Punisher MAX comics are usually gory, violent and stupid enough to warrant inclusion in the Review Hole, but Welcome to the Bayou is even more so than usual. Basically, it’s The Punisher meets Deliverance. And yes, that is every bit as beautiful as it sounds.

Frank Castle (the Punisher) is travelling the Louisiana back roads. With a gang-banger all tied up in his trunk, all is well with the world. And then he stops off in Deliverance country for gas. While in the gas station, he notices a group of drunken teenagers being eyed up by the locals. Before you can say “headcheese”, the kids are kidnapped and tied up as alligator bait/rape fodder/dinner. Being the Punisher, Castle gets himself involved. The rest of the story unfolds like a Texas Chainsaw Massacre sequel. Only with added Punisher.

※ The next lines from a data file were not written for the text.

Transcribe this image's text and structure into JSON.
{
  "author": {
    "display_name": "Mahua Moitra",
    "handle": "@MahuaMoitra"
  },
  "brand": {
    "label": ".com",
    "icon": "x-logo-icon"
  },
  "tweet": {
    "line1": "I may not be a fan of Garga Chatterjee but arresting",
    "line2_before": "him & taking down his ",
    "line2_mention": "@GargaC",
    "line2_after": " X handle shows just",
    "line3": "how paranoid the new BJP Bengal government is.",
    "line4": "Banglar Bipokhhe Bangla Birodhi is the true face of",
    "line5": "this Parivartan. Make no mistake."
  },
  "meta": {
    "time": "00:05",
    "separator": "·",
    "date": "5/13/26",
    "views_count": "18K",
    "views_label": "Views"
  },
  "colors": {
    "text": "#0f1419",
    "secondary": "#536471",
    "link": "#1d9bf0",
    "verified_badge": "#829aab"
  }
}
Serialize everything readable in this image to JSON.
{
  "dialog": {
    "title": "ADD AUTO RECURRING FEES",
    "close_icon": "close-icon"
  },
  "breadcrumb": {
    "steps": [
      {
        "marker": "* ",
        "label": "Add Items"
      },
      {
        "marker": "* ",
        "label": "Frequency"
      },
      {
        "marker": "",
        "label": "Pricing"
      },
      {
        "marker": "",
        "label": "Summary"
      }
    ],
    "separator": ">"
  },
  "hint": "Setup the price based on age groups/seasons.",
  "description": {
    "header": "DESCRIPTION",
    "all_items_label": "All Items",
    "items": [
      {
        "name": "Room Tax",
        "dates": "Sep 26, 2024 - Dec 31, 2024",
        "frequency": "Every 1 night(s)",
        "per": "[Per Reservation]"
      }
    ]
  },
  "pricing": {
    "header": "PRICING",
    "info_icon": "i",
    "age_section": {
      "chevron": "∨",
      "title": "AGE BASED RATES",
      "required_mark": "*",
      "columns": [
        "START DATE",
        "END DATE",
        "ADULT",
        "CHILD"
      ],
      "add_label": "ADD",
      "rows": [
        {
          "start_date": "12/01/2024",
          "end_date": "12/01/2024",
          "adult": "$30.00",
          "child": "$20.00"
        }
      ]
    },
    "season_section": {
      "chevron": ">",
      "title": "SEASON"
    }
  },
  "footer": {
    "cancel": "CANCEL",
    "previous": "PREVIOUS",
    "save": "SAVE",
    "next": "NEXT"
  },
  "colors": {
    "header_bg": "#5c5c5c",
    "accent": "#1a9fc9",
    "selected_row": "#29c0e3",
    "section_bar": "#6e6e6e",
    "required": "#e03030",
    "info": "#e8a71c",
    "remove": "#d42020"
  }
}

Following the disappointing Girls in White Dresses (good buildup – terrible waste of a good villain), Welcome to the Bayou is a great return to form for the MAX line. It’s the first time reading a Punisher arc that I didn’t miss Garth Ennis. All respect to the Ennis meister, but I don’t think this is a story he’d be particularly interested in telling. It’s a fun, gory little ditty by crime author Victor Gischler, and you certainly don’t need to have done any previous reading to enjoy it. There’s no continuity to it, and the story plays out like the most entertaining of Badass vs Cannibal Hicks movies.

The bad guys here are the Geautreaux family. They’re all paper thin character archetypes (the gorgeous loon, the demented hillbilly cousins, the muscular nutter, the demented, masked child-like crazy bloke) but that’s no bad thing in this case. The joy of it is in seeing the Punisher tear them to bits. As anyone with even a passing knowledge of the character will know, Castle specializes in city-dwelling gangster types (and, occasionally, desert-dwelling terrorist types), murdering them all to bits with a huge arsenal of guns. In Welcome to the Bayou, Castle is completely out of his comfort zone. He’s dealing with people even more fucked up than himself or Jigsaw. He’s dealing with people he can’t scare or intimidate. There’s no doubt that he’ll get out alive, but in Bayou, his journey is far weirder than he’s used to. And he has to take on much of it in his underwear.

The book is illustrated by Goran Parlov – himself no stranger to the Punisher MAX line (he also illustrated the Barracuda, Long Cold Dark and Valley Forge, Valley Forge arcs), and his style compliments the tone and the story brilliantly. There have been better Punisher illustrators, but Parlov is unmatched in depicting gory, messy and violent fight scenes; scenes which are aplenty in Welcome to the Bayou.

Maybe a love for both backwoods horror and the Punisher is neccesary if you want to love Welcome to the Bayou as much as I do. And there are a myriad of problems that still can't be ignored. There's a bit in the middle which sees a gang-banger take on narration duties, which is annoying; the baddies are dispatched too quickly; the book's far too short. Hardcore horrorheads might find it a bit predictable - there are more cliches at play here than Haylie Duff's Backwoods. But the brilliance of it all is seeing the Punisher deal with all these cliches; seeing him react to such horror as only the Punisher can.


  1. Awesome. Been a while since I dipped into the Punisher... He got iced recently, right? Bad times.

  2. He got turned into a Frankenstein's Monster. Very bad times.

  3. Nearly two years later and I only just got the relevance of the whole Frankenstein/Frankencastle thing...

    Frankencastle... Frank Castle... like, his name. Fuck me, my own stupidity never ceases to amaze me. Myself.